O uso da câmera lenta pelo diretor é fantástico também, sem arroubos e determinando com competência momentos de emoção, como a linda parte em que Thor tenta retirar o Mjolnir da pedra (a chuva aumenta a carga dramática de uma bela maneira). Ainda que o 3D (quem puder, fuja dele) deixe mais escura a imagem, é inegável perceber a beleza da fotografia de Haris Zambarloukos, que contribui pra deixar Asgard mais austera, a Terra mais dessaturada (o filme se passa no Novo México) e as batalhas, balanceadas em suas transições de cores. Bonita, a fotografia encontra unidade até mesmo ao filmar a Ponte colorida de Asgard e produz belas imagens, como Jane, Eric e Darcy apenas nas sombras com o céu azul e laranja ao fundo, registrado em contra-plongée por Branagh.
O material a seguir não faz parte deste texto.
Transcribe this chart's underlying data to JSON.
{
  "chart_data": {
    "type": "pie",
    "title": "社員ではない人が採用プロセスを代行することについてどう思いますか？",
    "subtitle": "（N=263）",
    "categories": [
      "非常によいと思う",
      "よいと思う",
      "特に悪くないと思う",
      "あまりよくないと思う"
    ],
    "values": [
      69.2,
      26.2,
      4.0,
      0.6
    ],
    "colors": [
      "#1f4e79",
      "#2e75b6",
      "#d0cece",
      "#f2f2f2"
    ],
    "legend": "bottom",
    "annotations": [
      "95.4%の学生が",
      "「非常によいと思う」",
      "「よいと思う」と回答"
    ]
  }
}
Sendo imperfeito em suas transições ambiciosas entre Terra e Asgard, Thor termina com dignidade e consegue se sagrar como um bom filme, sendo impossibilitado apenas por contrastar tanto sua natureza fantasiosa e o apego excessivo ao público. Se enrolando em funcionar apenas como filme de origem, Thor investe no pano de fundo de ambientação no Universo super-heróico para abrir o caminho pro vindouro Vingadores com destreza, mas nos lembra de que isso, afinal, não era uma abordagem densa á um deus emocionante e sim um filme de super-herói descompromissado. Ás vezes, os super-heróis tem que ser menos pipoca e mais arte...


Não há como negar que o bom Thor é interessante e divertido, mas funciona mais pros Vingadores do que pra ele mesmo.